Lilia Szewcowa: – Nie da się tego sprawdzić, ale według mnie dość trudno byłoby mu przekroczyć 50 proc. Niezależni analitycy mówią, że na finiszu kampanii zdobył głosy niezdecydowanych, ale zwycięstwo było w najlepszym razie minimalne, w granicach 51 proc. głosów. Gdyby wybory były uczciwe, najpewniej doszłoby do drugiej tury, a paradoks polega na tym, że tę rundę Putin wygrałby już bezapelacyjnie – jego rywalem byłby lider komunistów Giennadij Ziuganow, a z taką alternatywą nawet przeciwnicy Putina oddaliby głos na niego. Tak było w 1996 r., gdy Ziuganow wszedł do drugiej tury z Borysem Jelcynem.
Dlaczego w takim razie Putin nie pozwolił na uczciwe podliczenie głosów?
Bo wolał mieć liczby zamiast legitymizacji. Nie mógł znieść przedłużającego się okresu rywalizacji ani perspektywy porażki w pierwszej turze.

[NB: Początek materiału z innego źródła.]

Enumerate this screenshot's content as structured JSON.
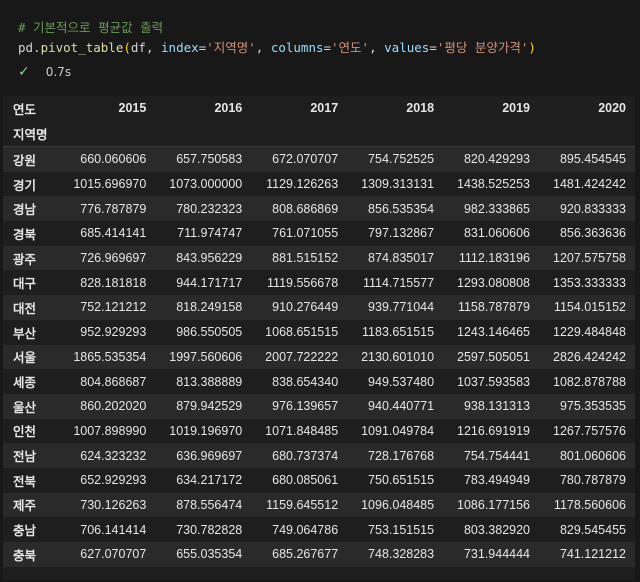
{
  "code": {
    "comment": "# 기본적으로 평균값 출력",
    "line2": {
      "obj": "pd.",
      "func": "pivot_table",
      "open": "(",
      "arg1": "df, ",
      "kw1": "index",
      "eq1": "=",
      "str1": "'지역명'",
      "sep1": ", ",
      "kw2": "columns",
      "eq2": "=",
      "str2": "'연도'",
      "sep2": ", ",
      "kw3": "values",
      "eq3": "=",
      "str3": "'평당 분양가격'",
      "close": ")"
    }
  },
  "status": {
    "icon": "check-icon",
    "time": "0.7s"
  },
  "table": {
    "columns_name": "연도",
    "index_name": "지역명",
    "columns": [
      "2015",
      "2016",
      "2017",
      "2018",
      "2019",
      "2020"
    ],
    "rows": [
      {
        "label": "강원",
        "values": [
          "660.060606",
          "657.750583",
          "672.070707",
          "754.752525",
          "820.429293",
          "895.454545"
        ]
      },
      {
        "label": "경기",
        "values": [
          "1015.696970",
          "1073.000000",
          "1129.126263",
          "1309.313131",
          "1438.525253",
          "1481.424242"
        ]
      },
      {
        "label": "경남",
        "values": [
          "776.787879",
          "780.232323",
          "808.686869",
          "856.535354",
          "982.333865",
          "920.833333"
        ]
      },
      {
        "label": "경북",
        "values": [
          "685.414141",
          "711.974747",
          "761.071055",
          "797.132867",
          "831.060606",
          "856.363636"
        ]
      },
      {
        "label": "광주",
        "values": [
          "726.969697",
          "843.956229",
          "881.515152",
          "874.835017",
          "1112.183196",
          "1207.575758"
        ]
      },
      {
        "label": "대구",
        "values": [
          "828.181818",
          "944.171717",
          "1119.556678",
          "1114.715577",
          "1293.080808",
          "1353.333333"
        ]
      },
      {
        "label": "대전",
        "values": [
          "752.121212",
          "818.249158",
          "910.276449",
          "939.771044",
          "1158.787879",
          "1154.015152"
        ]
      },
      {
        "label": "부산",
        "values": [
          "952.929293",
          "986.550505",
          "1068.651515",
          "1183.651515",
          "1243.146465",
          "1229.484848"
        ]
      },
      {
        "label": "서울",
        "values": [
          "1865.535354",
          "1997.560606",
          "2007.722222",
          "2130.601010",
          "2597.505051",
          "2826.424242"
        ]
      },
      {
        "label": "세종",
        "values": [
          "804.868687",
          "813.388889",
          "838.654340",
          "949.537480",
          "1037.593583",
          "1082.878788"
        ]
      },
      {
        "label": "울산",
        "values": [
          "860.202020",
          "879.942529",
          "976.139657",
          "940.440771",
          "938.131313",
          "975.353535"
        ]
      },
      {
        "label": "인천",
        "values": [
          "1007.898990",
          "1019.196970",
          "1071.848485",
          "1091.049784",
          "1216.691919",
          "1267.757576"
        ]
      },
      {
        "label": "전남",
        "values": [
          "624.323232",
          "636.969697",
          "680.737374",
          "728.176768",
          "754.754441",
          "801.060606"
        ]
      },
      {
        "label": "전북",
        "values": [
          "652.929293",
          "634.217172",
          "680.085061",
          "750.651515",
          "783.494949",
          "780.787879"
        ]
      },
      {
        "label": "제주",
        "values": [
          "730.126263",
          "878.556474",
          "1159.645512",
          "1096.048485",
          "1086.177156",
          "1178.560606"
        ]
      },
      {
        "label": "충남",
        "values": [
          "706.141414",
          "730.782828",
          "749.064786",
          "753.151515",
          "803.382920",
          "829.545455"
        ]
      },
      {
        "label": "충북",
        "values": [
          "627.070707",
          "655.035354",
          "685.267677",
          "748.328283",
          "731.944444",
          "741.121212"
        ]
      }
    ]
  }
}
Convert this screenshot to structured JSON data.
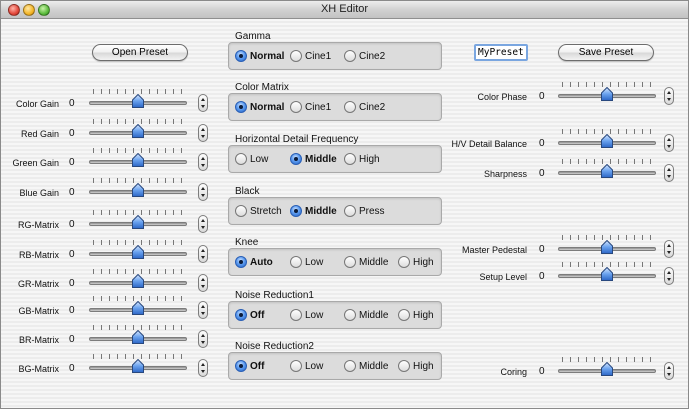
{
  "window": {
    "title": "XH Editor"
  },
  "toolbar": {
    "open_preset": "Open Preset",
    "save_preset": "Save Preset",
    "preset_name": "MyPreset"
  },
  "left_sliders": [
    {
      "label": "Color Gain",
      "value": "0",
      "position": 0.5
    },
    {
      "label": "Red Gain",
      "value": "0",
      "position": 0.5
    },
    {
      "label": "Green Gain",
      "value": "0",
      "position": 0.5
    },
    {
      "label": "Blue Gain",
      "value": "0",
      "position": 0.5
    },
    {
      "label": "RG-Matrix",
      "value": "0",
      "position": 0.5
    },
    {
      "label": "RB-Matrix",
      "value": "0",
      "position": 0.5
    },
    {
      "label": "GR-Matrix",
      "value": "0",
      "position": 0.5
    },
    {
      "label": "GB-Matrix",
      "value": "0",
      "position": 0.5
    },
    {
      "label": "BR-Matrix",
      "value": "0",
      "position": 0.5
    },
    {
      "label": "BG-Matrix",
      "value": "0",
      "position": 0.5
    }
  ],
  "right_sliders": [
    {
      "label": "Color Phase",
      "value": "0",
      "position": 0.5
    },
    {
      "label": "H/V Detail Balance",
      "value": "0",
      "position": 0.5
    },
    {
      "label": "Sharpness",
      "value": "0",
      "position": 0.5
    },
    {
      "label": "Master Pedestal",
      "value": "0",
      "position": 0.5
    },
    {
      "label": "Setup Level",
      "value": "0",
      "position": 0.5
    },
    {
      "label": "Coring",
      "value": "0",
      "position": 0.5
    }
  ],
  "groups": [
    {
      "title": "Gamma",
      "options": [
        "Normal",
        "Cine1",
        "Cine2"
      ],
      "selected": 0
    },
    {
      "title": "Color Matrix",
      "options": [
        "Normal",
        "Cine1",
        "Cine2"
      ],
      "selected": 0
    },
    {
      "title": "Horizontal Detail Frequency",
      "options": [
        "Low",
        "Middle",
        "High"
      ],
      "selected": 1
    },
    {
      "title": "Black",
      "options": [
        "Stretch",
        "Middle",
        "Press"
      ],
      "selected": 1
    },
    {
      "title": "Knee",
      "options": [
        "Auto",
        "Low",
        "Middle",
        "High"
      ],
      "selected": 0
    },
    {
      "title": "Noise Reduction1",
      "options": [
        "Off",
        "Low",
        "Middle",
        "High"
      ],
      "selected": 0
    },
    {
      "title": "Noise Reduction2",
      "options": [
        "Off",
        "Low",
        "Middle",
        "High"
      ],
      "selected": 0
    }
  ]
}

Obawiał się, że elita władzy odbierze to jako oznakę jego słabości, więc sięgnął po przemoc administracyjną i fałszowanie wyników, by stworzyć pozory siły.
Ale w oczach zwykłych Rosjan utracił legitymizację.
Tak, w swoim otoczeniu stworzył wrażenie siły, ale w szerokich grupach ten wynik zasiał wątpliwość, czy Putin ma prawo do urzędu. Nie minie tydzień od wyborów, a pojawi się sporo niezależnych wyliczeń i okaże się, że oficjalne wyniki są niewiarygodne. W Moskwie Putin zebrał oficjalnie 47 proc. głosów, ale jeśli odjąć fałszerstwa wyborcze i przymusowe głosowania, mógł dostać najwyżej 30–35 proc. Czyli stracił stolicę.